Hackers and anonymity: some evidence

When I have to explain how real hackers differ from various ignorant media stereotypes about us, I’ve found that one of the easiest differences to explain is transparency vs. anonymity. Non-techies readily grasp the difference between showing pride in your work by attaching your real name to it versus hiding behind a concealing handle. They get what this implies about the surrounding subcultures – honesty vs. furtiveness, accountability vs. shadiness.

One of my regular commenters is in the small minority of hackers who regularly uses a concealing handle. Because he pushed back against my assertion that this is unusual, counter-normative behavior, I set a bit that I should keep an eye out for evidence that would support a frequency estimate. And I’ve found some.

Recently I’ve been doing reconstructive archeology on the history of Emacs, the goal being to produce a clean git repository for browsing of the entire history (yes, this will become the official repo after 24.4 ships). This is a near-unique resource in a lot of ways.

One of the ways is the sheer length of time the project has been active. I do not know of any other open-source project with a continuous revision history back to 1985! The size of the contributor base is also exceptionally large, though not uniquely so – no fewer than 574 distinct committers.

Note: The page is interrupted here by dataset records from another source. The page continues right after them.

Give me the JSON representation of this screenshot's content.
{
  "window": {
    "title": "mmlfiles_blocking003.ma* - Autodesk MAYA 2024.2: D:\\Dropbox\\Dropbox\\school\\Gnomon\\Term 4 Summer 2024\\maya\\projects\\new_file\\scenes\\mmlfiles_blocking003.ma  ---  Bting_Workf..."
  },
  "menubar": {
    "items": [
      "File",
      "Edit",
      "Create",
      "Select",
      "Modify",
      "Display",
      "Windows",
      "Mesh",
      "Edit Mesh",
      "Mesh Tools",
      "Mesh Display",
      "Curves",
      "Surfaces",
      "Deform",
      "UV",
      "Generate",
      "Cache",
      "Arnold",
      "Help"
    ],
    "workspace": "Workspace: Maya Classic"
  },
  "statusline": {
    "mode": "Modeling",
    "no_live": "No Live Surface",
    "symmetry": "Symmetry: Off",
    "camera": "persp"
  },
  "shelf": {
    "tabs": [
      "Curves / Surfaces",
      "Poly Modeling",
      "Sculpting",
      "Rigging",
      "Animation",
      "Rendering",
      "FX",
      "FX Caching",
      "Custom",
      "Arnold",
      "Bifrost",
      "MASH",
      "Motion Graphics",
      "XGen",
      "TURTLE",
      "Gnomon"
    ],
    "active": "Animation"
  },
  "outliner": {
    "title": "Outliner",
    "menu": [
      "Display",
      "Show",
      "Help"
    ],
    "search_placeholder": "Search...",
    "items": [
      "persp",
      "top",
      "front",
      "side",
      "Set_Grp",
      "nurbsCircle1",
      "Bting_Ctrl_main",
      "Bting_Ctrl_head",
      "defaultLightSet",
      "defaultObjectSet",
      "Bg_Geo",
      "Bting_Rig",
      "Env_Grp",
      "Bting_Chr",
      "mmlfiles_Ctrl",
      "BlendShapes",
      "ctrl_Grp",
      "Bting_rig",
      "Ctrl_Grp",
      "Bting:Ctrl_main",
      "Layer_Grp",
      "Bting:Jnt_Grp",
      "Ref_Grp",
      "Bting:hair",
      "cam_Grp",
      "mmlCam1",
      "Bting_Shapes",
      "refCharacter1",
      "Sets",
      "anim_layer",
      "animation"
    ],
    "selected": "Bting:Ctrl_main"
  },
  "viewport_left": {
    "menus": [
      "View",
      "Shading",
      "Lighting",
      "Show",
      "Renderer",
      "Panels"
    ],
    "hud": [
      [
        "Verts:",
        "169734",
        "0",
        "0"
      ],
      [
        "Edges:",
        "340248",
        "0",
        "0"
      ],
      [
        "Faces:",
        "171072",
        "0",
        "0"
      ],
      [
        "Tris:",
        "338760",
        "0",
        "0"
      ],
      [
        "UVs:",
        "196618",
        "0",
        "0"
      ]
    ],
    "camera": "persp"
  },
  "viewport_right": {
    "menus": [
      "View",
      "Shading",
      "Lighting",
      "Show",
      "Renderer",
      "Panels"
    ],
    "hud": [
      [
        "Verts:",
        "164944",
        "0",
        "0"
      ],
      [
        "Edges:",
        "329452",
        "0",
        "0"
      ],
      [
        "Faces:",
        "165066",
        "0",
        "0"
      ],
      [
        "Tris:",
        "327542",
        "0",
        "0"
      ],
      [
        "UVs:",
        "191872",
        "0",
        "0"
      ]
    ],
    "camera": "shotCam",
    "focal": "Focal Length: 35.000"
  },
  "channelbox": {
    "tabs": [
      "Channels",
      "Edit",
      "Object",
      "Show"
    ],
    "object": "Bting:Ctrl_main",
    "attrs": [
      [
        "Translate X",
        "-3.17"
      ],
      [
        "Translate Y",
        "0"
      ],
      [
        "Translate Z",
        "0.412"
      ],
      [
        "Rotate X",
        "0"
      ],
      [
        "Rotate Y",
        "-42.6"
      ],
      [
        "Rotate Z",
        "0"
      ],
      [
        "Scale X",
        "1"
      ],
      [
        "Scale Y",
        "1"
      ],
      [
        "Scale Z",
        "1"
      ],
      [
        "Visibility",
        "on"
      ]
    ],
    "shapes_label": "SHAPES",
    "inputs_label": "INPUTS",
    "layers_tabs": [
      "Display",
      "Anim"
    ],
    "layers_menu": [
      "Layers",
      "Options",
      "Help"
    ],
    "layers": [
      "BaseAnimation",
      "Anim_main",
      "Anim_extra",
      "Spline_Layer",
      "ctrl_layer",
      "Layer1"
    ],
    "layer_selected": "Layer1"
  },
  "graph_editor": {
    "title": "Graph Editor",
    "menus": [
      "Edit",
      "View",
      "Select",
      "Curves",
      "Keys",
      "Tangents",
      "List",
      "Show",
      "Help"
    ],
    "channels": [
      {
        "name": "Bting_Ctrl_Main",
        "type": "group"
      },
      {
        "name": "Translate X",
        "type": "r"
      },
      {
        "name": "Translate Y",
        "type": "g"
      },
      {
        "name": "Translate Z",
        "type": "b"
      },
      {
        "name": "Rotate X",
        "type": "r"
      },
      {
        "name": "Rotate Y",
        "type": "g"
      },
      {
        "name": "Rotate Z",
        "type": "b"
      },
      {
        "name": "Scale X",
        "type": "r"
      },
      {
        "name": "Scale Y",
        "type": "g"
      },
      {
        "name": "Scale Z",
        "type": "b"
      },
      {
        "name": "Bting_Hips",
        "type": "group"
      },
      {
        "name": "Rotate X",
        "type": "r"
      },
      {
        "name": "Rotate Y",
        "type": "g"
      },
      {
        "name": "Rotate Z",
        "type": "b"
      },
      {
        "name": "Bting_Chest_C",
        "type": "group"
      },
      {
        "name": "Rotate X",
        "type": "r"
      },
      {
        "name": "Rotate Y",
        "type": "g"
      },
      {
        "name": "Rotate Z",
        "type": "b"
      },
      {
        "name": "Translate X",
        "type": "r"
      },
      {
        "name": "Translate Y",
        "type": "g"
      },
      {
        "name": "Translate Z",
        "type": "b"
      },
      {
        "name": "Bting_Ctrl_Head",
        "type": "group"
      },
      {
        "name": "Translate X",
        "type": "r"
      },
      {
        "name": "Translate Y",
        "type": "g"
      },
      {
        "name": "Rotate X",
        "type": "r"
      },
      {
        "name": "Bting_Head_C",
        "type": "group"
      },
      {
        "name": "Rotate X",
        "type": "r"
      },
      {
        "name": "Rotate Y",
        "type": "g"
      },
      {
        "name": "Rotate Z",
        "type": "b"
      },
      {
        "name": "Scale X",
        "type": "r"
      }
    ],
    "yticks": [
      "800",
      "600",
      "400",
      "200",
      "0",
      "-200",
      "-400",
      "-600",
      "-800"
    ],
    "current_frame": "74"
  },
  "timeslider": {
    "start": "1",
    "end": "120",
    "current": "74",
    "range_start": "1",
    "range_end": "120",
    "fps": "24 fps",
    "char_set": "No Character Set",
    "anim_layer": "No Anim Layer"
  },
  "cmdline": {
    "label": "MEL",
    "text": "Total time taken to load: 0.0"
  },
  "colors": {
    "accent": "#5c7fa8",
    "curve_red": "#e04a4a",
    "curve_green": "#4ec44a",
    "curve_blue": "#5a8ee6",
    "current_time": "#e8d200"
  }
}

And, while it is not clear how to measure centrality, there is little doubt that Emacs remains one of the hacker community’s flagship projects.

This morning I was doing some minor polishing of the Emacs metadata – fixing up minor crud like encoding errors in committer names – and I made a list of names that didn’t appear to map to an identifiable human being. I found eight, of which two are role-based aliases – one for a dev group account, one for a build engine. That left six unidentified individual contributors (I actually shipped 8 to the emacs-devel list, but two more turned out to be readily identifiable within a few minutes after that).

I’m looking at this list of names, and I thought “Aha! Handle frequency estimation!”

That’s a frequency of just about exactly 1% for IDs that could plausibly be described as concealing handles in commit logs. That’s pretty low, and a robust difference from the cracker underground in which 99% use concealing handles. And it’s especially impressive considering the size and time depth of the sample.

And at that, this may be an overestimate. As many as three of those IDs look like they might actually be display handles – habitual nicknames that aren’t intended as disguise. That is a relatively common behavior with a very different meaning.